Advice to help educate patients about symptoms and management of cytokine release syndrome following treatment with tebentafusp for uveal melanoma.
Richard D. Carvajal, MD: The other big category of toxicity is the cytokine release syndrome [CRS]-type symptoms. In addition to counseling patients about the skin toxicity, I always tell them that about 6 hours after the infusion, particularly the first one, you’re going to get fevers, you’re going to get some chills, and your blood pressure is going to start to drop. But it’s all going to go away by 24 hours after induction of infusion. We have looked at the peripheral cytokine changes, and we’ll see it peaks 6 to 8 hours after that infusion, so that correlates with the onset of the fevers and these symptoms. But how have you managed the hypotension in these CRS-type symptoms?
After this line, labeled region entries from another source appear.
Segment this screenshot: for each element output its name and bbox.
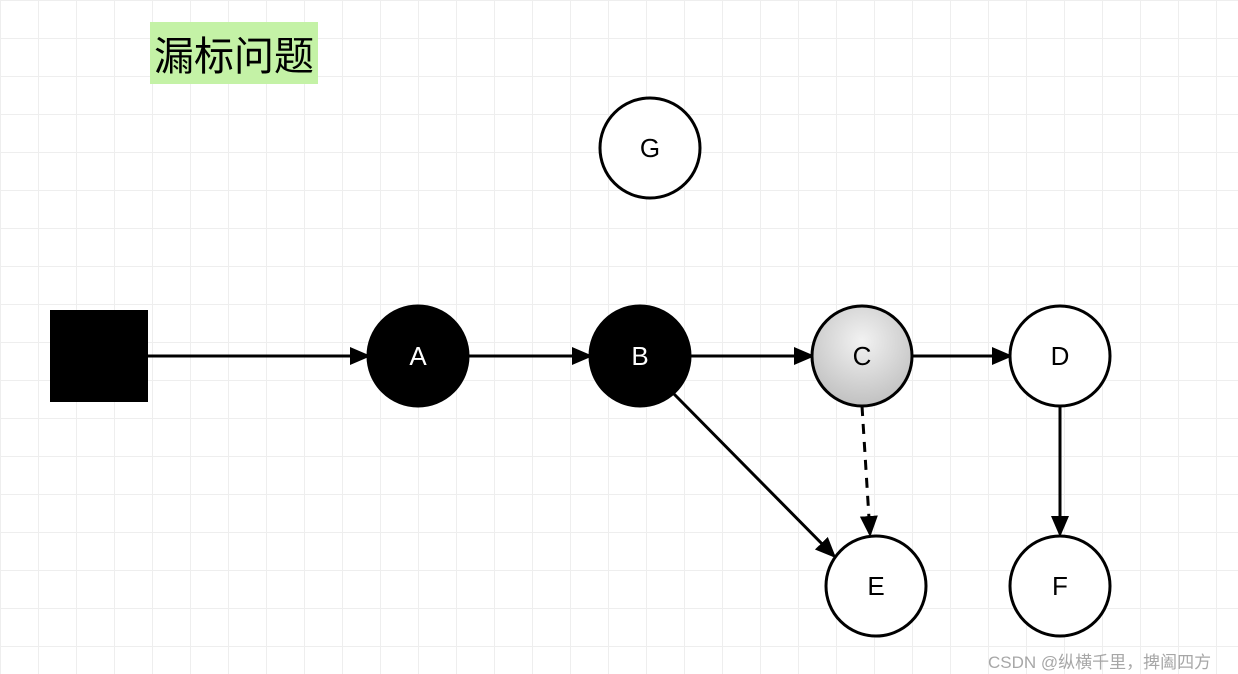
node-label-b: B [631,341,648,371]
node-label-f: F [1052,571,1068,601]
node-label-a: A [409,341,427,371]
diagram-canvas: 漏标问题 ABCDEFG CSDN @纵横千里，捭阖四方 [0,0,1238,674]
watermark-text: CSDN @纵横千里，捭阖四方 [988,648,1211,673]
start-node [50,310,148,402]
node-label-d: D [1051,341,1070,371]
node-label-e: E [867,571,884,601]
edge [862,406,870,534]
node-label-g: G [640,133,660,163]
network-diagram: A B C D E F G [0,0,1238,674]
edge [674,394,834,556]
node-label-c: C [853,341,872,371]
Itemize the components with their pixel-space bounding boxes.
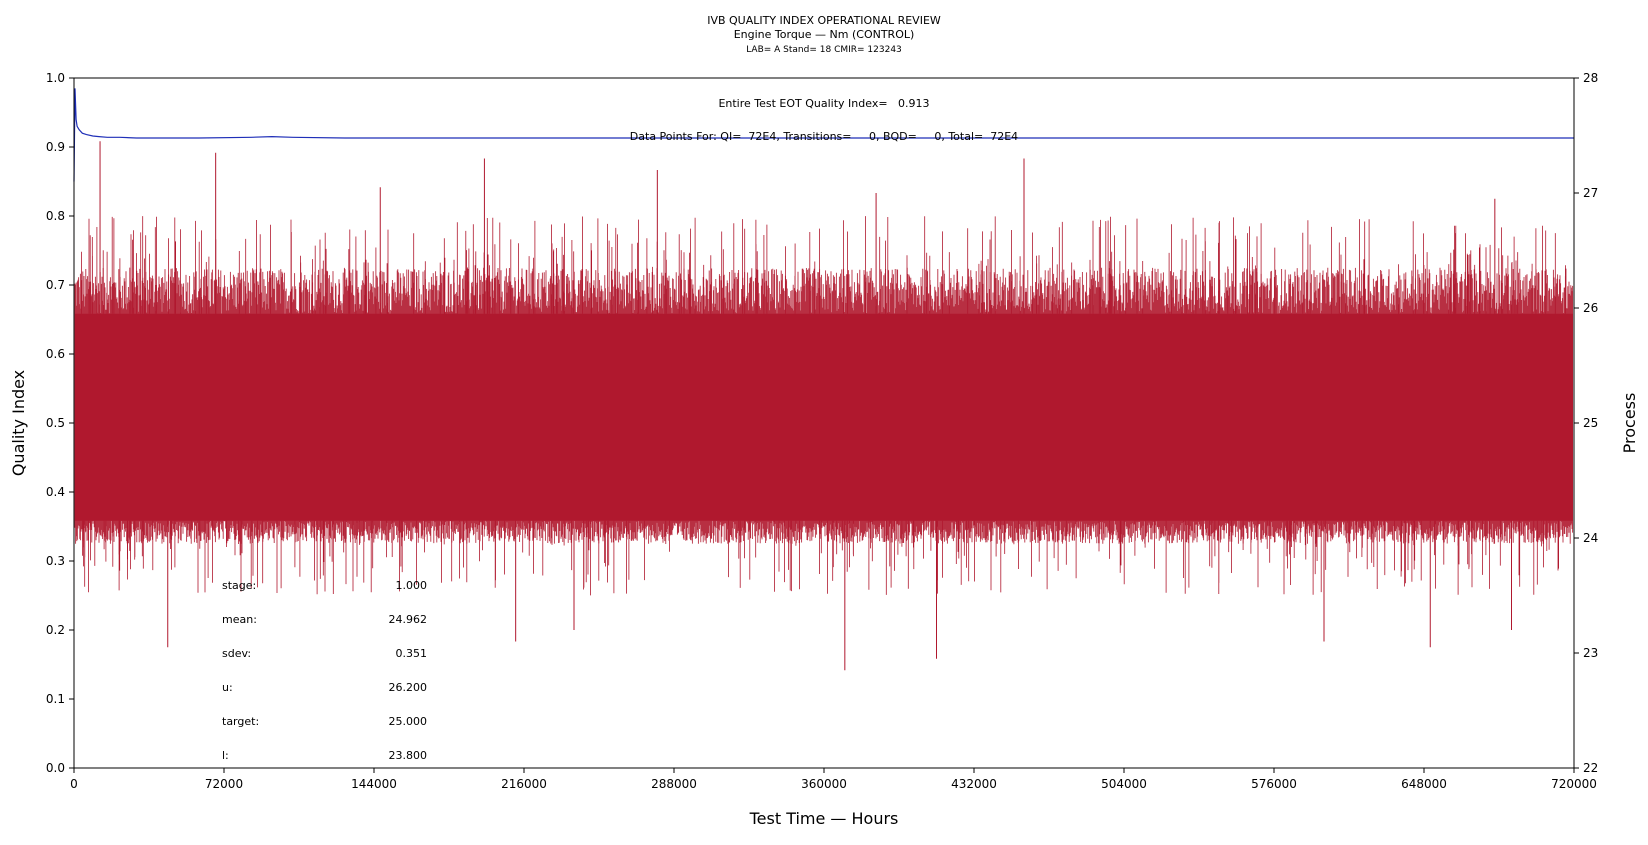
stat-label-3: u:	[222, 681, 233, 694]
x-tick-label-7: 504000	[1101, 777, 1147, 791]
right-tick-label-2: 24	[1583, 531, 1598, 545]
left-axis-title: Quality Index	[9, 370, 28, 476]
qi-annotation: Entire Test EOT Quality Index= 0.913	[718, 97, 929, 110]
left-tick-label-6: 0.6	[46, 347, 65, 361]
right-axis-title: Process	[1620, 393, 1639, 454]
process-band-core	[75, 313, 1573, 521]
x-tick-label-0: 0	[70, 777, 78, 791]
quality-index-line	[73, 88, 1574, 182]
x-axis-title: Test Time — Hours	[749, 809, 899, 828]
left-tick-label-10: 1.0	[46, 71, 65, 85]
x-tick-label-8: 576000	[1251, 777, 1297, 791]
chart-subtitle-lab: LAB= A Stand= 18 CMIR= 123243	[746, 45, 902, 55]
right-tick-label-1: 23	[1583, 646, 1598, 660]
left-tick-label-1: 0.1	[46, 692, 65, 706]
process-excursions	[81, 216, 1566, 596]
right-tick-label-6: 28	[1583, 71, 1598, 85]
left-tick-label-5: 0.5	[46, 416, 65, 430]
x-tick-label-10: 720000	[1551, 777, 1597, 791]
chart-title: IVB QUALITY INDEX OPERATIONAL REVIEW	[707, 14, 941, 27]
right-tick-label-5: 27	[1583, 186, 1598, 200]
left-axis: 0.0 0.1 0.2 0.3 0.4 0.5 0.6 0.7 0.8 0.9 1.0	[46, 71, 74, 775]
chart-titles: IVB QUALITY INDEX OPERATIONAL REVIEW Eng…	[707, 14, 941, 55]
process-series	[74, 141, 1574, 671]
right-axis: 22 23 24 25 26 27 28	[1574, 71, 1598, 775]
stat-label-2: sdev:	[222, 647, 251, 660]
x-tick-label-5: 360000	[801, 777, 847, 791]
stat-label-4: target:	[222, 715, 259, 728]
x-tick-label-4: 288000	[651, 777, 697, 791]
stat-value-5: 23.800	[389, 749, 428, 762]
x-tick-label-2: 144000	[351, 777, 397, 791]
left-tick-label-4: 0.4	[46, 485, 65, 499]
stat-label-1: mean:	[222, 613, 257, 626]
right-tick-label-3: 25	[1583, 416, 1598, 430]
left-tick-label-7: 0.7	[46, 278, 65, 292]
right-tick-label-4: 26	[1583, 301, 1598, 315]
points-annotation: Data Points For: QI= 72E4, Transitions= …	[630, 130, 1018, 143]
left-tick-label-0: 0.0	[46, 761, 65, 775]
stat-value-3: 26.200	[389, 681, 428, 694]
x-tick-label-1: 72000	[205, 777, 243, 791]
left-tick-label-3: 0.3	[46, 554, 65, 568]
stat-value-1: 24.962	[389, 613, 428, 626]
left-tick-label-2: 0.2	[46, 623, 65, 637]
x-tick-label-9: 648000	[1401, 777, 1447, 791]
quality-index-series	[73, 88, 1574, 182]
stat-label-0: stage:	[222, 579, 256, 592]
left-tick-label-9: 0.9	[46, 140, 65, 154]
stats-block: stage: 1.000 mean: 24.962 sdev: 0.351 u: 26.200…	[222, 579, 427, 762]
left-tick-label-8: 0.8	[46, 209, 65, 223]
stat-value-2: 0.351	[396, 647, 428, 660]
stat-value-4: 25.000	[389, 715, 428, 728]
x-tick-label-6: 432000	[951, 777, 997, 791]
x-tick-label-3: 216000	[501, 777, 547, 791]
chart-subtitle: Engine Torque — Nm (CONTROL)	[734, 28, 915, 41]
right-tick-label-0: 22	[1583, 761, 1598, 775]
stat-value-0: 1.000	[396, 579, 428, 592]
x-axis: 0 72000 144000 216000 288000 360000 432000 5040…	[70, 768, 1597, 791]
stat-label-5: l:	[222, 749, 229, 762]
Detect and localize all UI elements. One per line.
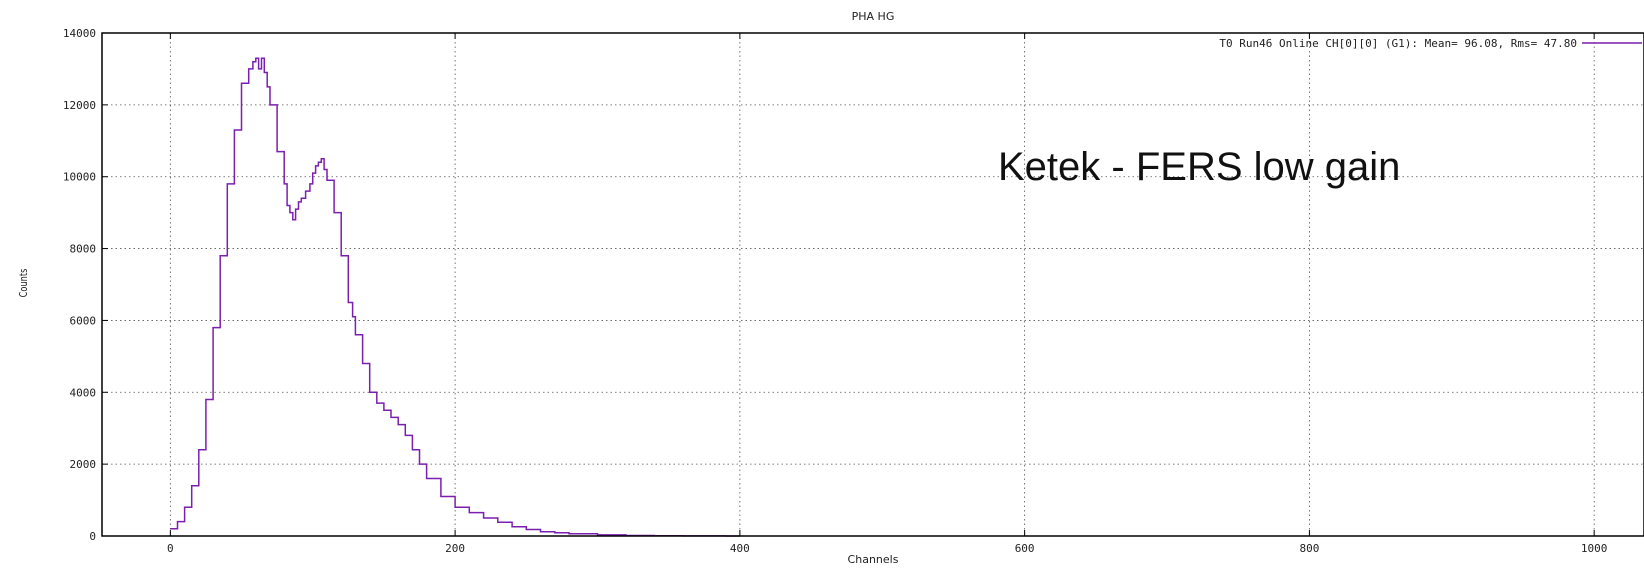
y-axis-label: Counts [18, 269, 30, 298]
y-tick-label: 4000 [70, 386, 97, 399]
ticks [102, 32, 1595, 537]
x-tick-label: 600 [1015, 542, 1035, 555]
x-tick-label: 0 [167, 542, 174, 555]
histogram-series-line [170, 57, 740, 537]
y-tick-label: 8000 [70, 243, 97, 256]
y-tick-label: 12000 [63, 99, 96, 112]
annotation-text: Ketek - FERS low gain [998, 145, 1400, 189]
y-tick-label: 6000 [70, 314, 97, 327]
y-tick-label: 10000 [63, 171, 96, 184]
x-tick-label: 200 [445, 542, 465, 555]
legend-entry: T0 Run46 Online CH[0][0] (G1): Mean= 96.… [1219, 37, 1577, 50]
plot-frame [101, 32, 1644, 537]
y-tick-label: 2000 [70, 458, 97, 471]
x-tick-label: 1000 [1581, 542, 1608, 555]
tick-labels: 0 200 400 600 800 100002000400060008000100001… [63, 27, 1608, 555]
x-tick-label: 800 [1299, 542, 1319, 555]
series-layer [170, 57, 740, 537]
chart-title: PHA HG [852, 10, 895, 23]
x-tick-label: 400 [730, 542, 750, 555]
y-tick-label: 0 [89, 530, 96, 543]
x-axis-label: Channels [848, 553, 899, 566]
y-tick-label: 14000 [63, 27, 96, 40]
grid [102, 33, 1644, 536]
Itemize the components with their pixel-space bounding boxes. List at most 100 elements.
Marlana M. Orloff, MD: We put everyone on fluids when they come in, about 150 cc an hour, just understanding they may not be drinking a whole bunch while they are there, and then using things like Tylenol or other drugs for fever. Then if we start to see the blood pressure drop a little bit, we fluid challenge them, and sometimes you’re given a couple of boluses and keeping the blood pressure up. I will say that we fortunately, in all the patients we have treated in our institution have not had to use steroids or tocilizumab, which is also used at times for the significant CRS. I have not had any of the really significant ones that make you nervous. We have been able to treat most of our patients with fluids. An important thing is understanding someone’s blood pressure. It’s a bit different if someone comes in and they run a blood pressure of 100 and they drop to 90 [mm Hg] vs they normally run a blood pressure of 170 and they drop to 90 [mm Hg]. It’s knowing when to be aggressive with fluids, but it is important that if you feel like you’re not getting response from fluids, using things like steroids early.
Richard D. Carvajal, MD: That’s right. We looked at the 102 [IMCgp100-102] experience, and none of the patients required tocilizumab on that study. Steroids were used in fluid refractory patients, but certainly most patients were easily well controlled just with fluid boluses. I have adopted your strategy of starting all patients on standing fluid, and since I have done that, I haven’t had any problems at all.
Marlana M. Orloff, MD: I can’t imagine that that’s it, but maybe you just have to flood the system a little and give them a little buffer so they don’t get into that danger zone, but you can certainly see really high fever, and we’re talking like 104 °F. For some of these patients who hadn’t had a fever, they can feel really yucky, so you always worry, and you worry about both the blood pressure and also the drop in oxygen. It’s interesting the way cytokine release syndrome is defined; grade 1 CRS is just a fever. Grade 2 is when you have a little bit of blood pressure and a little bit of oxygen need, but it’s responsive to fluids. Then obviously with higher grades you need interventions with things like pressors. It’s being vigilant, exactly as you do, explaining to the patients why they are getting admitted to the hospital, what you are looking for, having a nursing staff that is on top of it, calling you if they notice any change in the vital signs, and being proactive about it.